The aim of this textbook is to help students and others reflect philosophically on important religious ideas, including religious diversity, concepts of God/Ultimate Reality, arguments for and against the existence of God, problems of evil, science and faith, religious experience, the self, death and the afterlife.
What is unique about your content, approach, intent, and scope for this introduction to philosophy of religion?
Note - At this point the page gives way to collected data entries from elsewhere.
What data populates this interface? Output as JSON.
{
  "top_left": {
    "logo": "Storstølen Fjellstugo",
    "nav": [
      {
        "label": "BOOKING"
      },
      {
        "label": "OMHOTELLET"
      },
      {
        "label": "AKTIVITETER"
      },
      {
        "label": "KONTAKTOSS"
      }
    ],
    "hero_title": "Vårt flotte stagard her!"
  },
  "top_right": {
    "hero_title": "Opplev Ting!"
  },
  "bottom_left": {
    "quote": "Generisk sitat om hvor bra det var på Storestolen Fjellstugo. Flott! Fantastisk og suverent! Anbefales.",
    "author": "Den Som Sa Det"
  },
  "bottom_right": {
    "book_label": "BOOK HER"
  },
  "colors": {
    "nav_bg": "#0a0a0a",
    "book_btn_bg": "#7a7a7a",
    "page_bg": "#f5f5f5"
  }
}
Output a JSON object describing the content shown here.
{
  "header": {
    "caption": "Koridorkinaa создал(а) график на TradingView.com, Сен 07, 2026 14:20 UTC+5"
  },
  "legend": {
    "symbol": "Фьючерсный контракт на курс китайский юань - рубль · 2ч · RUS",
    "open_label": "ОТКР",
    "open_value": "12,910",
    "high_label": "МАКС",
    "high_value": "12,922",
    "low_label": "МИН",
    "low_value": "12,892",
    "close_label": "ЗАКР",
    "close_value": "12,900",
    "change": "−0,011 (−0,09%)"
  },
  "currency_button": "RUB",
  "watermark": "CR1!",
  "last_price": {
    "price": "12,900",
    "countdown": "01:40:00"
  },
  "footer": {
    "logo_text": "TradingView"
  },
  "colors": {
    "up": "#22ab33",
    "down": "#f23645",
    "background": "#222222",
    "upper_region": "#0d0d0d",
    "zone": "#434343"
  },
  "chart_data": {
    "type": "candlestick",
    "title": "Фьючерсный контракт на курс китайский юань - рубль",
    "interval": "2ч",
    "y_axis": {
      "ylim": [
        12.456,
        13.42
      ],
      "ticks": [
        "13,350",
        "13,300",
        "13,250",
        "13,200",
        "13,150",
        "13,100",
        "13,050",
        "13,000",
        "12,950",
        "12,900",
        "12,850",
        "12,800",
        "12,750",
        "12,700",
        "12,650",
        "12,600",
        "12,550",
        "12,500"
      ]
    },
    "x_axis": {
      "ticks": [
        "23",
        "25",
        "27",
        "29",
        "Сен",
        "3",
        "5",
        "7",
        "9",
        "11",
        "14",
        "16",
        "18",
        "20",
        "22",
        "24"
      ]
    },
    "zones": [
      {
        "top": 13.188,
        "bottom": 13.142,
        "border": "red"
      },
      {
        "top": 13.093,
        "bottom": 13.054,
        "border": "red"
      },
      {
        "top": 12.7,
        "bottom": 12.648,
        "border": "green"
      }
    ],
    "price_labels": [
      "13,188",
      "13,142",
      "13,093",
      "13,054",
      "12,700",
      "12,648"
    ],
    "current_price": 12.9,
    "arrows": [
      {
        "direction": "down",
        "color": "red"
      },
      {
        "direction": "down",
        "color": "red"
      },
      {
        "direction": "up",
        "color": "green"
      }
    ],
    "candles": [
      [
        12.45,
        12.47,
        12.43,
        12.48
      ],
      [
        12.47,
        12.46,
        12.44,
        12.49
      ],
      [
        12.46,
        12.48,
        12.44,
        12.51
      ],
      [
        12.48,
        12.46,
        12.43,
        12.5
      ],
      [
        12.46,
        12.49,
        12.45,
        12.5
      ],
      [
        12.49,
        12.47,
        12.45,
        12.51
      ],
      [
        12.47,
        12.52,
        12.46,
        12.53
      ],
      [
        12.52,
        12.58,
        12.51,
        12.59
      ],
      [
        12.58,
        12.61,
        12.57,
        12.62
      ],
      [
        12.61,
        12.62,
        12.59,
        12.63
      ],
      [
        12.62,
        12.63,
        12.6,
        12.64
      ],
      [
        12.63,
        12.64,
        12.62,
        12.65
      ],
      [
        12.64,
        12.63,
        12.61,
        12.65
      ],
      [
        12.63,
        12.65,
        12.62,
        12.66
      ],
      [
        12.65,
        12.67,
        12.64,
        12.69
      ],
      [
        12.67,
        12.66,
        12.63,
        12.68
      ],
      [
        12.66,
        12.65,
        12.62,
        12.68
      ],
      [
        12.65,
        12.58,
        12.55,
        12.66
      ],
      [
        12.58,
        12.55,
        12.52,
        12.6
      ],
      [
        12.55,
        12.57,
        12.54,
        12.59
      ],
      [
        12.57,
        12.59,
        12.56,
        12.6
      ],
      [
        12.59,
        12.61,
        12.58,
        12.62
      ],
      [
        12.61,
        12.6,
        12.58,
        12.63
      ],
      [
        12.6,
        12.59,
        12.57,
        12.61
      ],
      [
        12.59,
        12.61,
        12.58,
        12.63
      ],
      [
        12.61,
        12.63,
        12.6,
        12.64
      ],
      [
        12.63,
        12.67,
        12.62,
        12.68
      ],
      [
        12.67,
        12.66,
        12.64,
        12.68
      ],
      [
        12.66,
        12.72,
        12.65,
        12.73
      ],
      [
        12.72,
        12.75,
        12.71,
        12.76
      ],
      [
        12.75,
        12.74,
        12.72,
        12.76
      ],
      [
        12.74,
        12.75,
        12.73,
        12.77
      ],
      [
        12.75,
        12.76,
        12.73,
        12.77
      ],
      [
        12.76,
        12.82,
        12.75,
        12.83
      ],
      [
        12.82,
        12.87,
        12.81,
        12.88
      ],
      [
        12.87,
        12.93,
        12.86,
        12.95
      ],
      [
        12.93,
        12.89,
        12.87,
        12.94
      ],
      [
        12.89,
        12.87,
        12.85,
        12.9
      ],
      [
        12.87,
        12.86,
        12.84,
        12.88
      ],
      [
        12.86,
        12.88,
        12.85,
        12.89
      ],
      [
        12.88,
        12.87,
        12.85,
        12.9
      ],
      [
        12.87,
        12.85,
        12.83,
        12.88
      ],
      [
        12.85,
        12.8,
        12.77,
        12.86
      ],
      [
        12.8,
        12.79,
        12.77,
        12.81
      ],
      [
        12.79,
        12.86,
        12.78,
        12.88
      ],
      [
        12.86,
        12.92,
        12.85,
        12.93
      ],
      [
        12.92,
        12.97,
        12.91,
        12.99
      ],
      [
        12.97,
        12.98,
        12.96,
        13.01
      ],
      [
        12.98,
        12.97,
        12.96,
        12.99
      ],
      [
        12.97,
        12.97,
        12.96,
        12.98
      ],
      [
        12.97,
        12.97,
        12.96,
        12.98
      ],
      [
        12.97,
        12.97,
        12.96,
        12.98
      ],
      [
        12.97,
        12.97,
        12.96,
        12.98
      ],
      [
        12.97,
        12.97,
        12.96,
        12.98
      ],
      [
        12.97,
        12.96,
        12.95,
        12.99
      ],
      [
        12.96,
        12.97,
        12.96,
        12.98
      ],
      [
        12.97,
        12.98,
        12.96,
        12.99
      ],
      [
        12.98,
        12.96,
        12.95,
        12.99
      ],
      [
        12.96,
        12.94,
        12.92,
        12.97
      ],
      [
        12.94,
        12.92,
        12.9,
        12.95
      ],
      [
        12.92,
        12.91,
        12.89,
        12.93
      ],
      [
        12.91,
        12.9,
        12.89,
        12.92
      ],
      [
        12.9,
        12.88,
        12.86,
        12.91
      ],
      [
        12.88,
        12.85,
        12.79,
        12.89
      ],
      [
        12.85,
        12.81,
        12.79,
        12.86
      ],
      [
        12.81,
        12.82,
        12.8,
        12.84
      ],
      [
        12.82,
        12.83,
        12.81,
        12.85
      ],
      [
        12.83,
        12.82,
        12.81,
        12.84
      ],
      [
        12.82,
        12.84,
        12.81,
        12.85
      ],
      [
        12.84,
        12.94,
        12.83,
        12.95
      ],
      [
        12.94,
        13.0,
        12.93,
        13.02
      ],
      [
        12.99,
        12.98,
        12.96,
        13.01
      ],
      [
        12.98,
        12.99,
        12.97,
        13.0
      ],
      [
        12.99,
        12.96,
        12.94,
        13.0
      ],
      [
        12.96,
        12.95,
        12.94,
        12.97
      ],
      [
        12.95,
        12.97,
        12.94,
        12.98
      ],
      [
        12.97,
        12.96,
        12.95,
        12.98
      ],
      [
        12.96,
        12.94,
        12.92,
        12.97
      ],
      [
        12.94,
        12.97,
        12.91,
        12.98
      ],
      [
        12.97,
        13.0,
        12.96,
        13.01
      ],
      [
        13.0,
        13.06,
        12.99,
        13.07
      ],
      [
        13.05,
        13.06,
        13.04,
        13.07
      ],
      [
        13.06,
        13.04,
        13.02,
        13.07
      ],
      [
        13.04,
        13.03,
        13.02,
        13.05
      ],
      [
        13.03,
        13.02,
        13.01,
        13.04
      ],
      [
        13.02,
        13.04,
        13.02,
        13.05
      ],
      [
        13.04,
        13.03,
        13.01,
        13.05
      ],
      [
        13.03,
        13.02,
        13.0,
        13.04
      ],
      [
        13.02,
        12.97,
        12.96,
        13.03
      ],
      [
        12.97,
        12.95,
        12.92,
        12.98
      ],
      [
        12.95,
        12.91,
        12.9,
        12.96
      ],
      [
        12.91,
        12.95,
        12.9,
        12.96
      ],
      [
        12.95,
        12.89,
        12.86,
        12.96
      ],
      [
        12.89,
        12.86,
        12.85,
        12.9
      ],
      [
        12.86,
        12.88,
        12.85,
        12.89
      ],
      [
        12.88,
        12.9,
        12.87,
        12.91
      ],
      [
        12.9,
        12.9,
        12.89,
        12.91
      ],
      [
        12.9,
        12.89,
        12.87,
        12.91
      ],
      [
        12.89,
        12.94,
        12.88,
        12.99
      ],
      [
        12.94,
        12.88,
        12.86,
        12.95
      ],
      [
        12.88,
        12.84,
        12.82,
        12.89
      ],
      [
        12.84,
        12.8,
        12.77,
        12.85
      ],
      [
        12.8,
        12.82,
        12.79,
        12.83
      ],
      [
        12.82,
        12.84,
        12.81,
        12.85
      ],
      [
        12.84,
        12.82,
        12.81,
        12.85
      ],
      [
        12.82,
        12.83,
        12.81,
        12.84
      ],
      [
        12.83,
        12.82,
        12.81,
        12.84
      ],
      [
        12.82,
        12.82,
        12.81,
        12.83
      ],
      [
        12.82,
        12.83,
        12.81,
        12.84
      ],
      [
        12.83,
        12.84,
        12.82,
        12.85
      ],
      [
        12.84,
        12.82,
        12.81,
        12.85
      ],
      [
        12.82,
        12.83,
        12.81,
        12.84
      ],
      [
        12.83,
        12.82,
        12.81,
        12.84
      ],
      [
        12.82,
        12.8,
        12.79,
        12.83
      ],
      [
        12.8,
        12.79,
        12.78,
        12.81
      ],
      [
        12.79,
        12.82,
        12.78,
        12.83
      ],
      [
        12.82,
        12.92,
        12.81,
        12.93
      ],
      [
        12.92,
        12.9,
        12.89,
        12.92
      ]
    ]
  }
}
This book covers a broad array of topics—some of which are not typically covered in philosophy of religion texts but are nonetheless important in contemporary discussions—including non-Western conceptions of Ultimate Reality and conceptions of the self, reincarnation, and karma. Unlike other works I’ve done, I am not arguing in this book for any particular positions which I may personally hold. I attempt to be as fair and impartial as possible, and to provide arguments and evidences for each position.
Here is a quick overview of the chapter titles and main objectives:
Chapter 1: Religion and the Philosophy of Religion
Chapter 2: Religious Diversity and Pluralism
Chapter 3: Conceptions of Ultimate Reality
Chapter 4: Cosmological Arguments for God’s Existence
Chapter 5: Teleological Arguments for God’s Existence
Chapter 6: Ontological Arguments for God’s Existence
Chapter 7: Problems of Evil
Chapter 8: Science, Faith and Reason
Chapter 9: Religious Experience
Chapter 10: The Self, Death and the Afterlife
There are a number of pedagogical features in the book and on a Routledge website dedicated to the book, including charts, diagrams, chapter outlines, objectives, timeline, glossary, PowerPoint slides, and other resources.
My hope is that students and others working through this text (along with an anthology which is relatively global in scope, such as my corresponding Philosophy of Religion Reader) will gain a broad and fairly comprehensive understanding of the field of philosophy of religion as practiced today, and that they will be enticed to further research and study on these topics.
How has your extensive experience as a professor and work as an editor of several philosophy of religion books shaped what is unique to this textbook?
Teaching at both the graduate and undergraduate levels over the past ten years has undoubtedly provided a plethora of dialectical encounters with students which proved fruitful in crafting this textbook as a dialogical work. I have also gained significant insight through various editing projects over the last few years. For example, in The Routledge Companion to Philosophy of Religion (which I co-edited with Paul Copan), The Philosophy of Religion Reader (read the interview here), and The Oxford Handbook of Religious Diversity (which I am just now finishing), I have been engaged with the works of philosophers of religion from across religious and philosophical spectrums. It has been a most enlightening experience working with atheists, pluralists, feminists, Continental philosophers, and Hindu, Buddhist, and Islamic scholars. I have leaned much from them and am deeply indebted to them, and this dialogue has enriched my own thinking about a number of issues.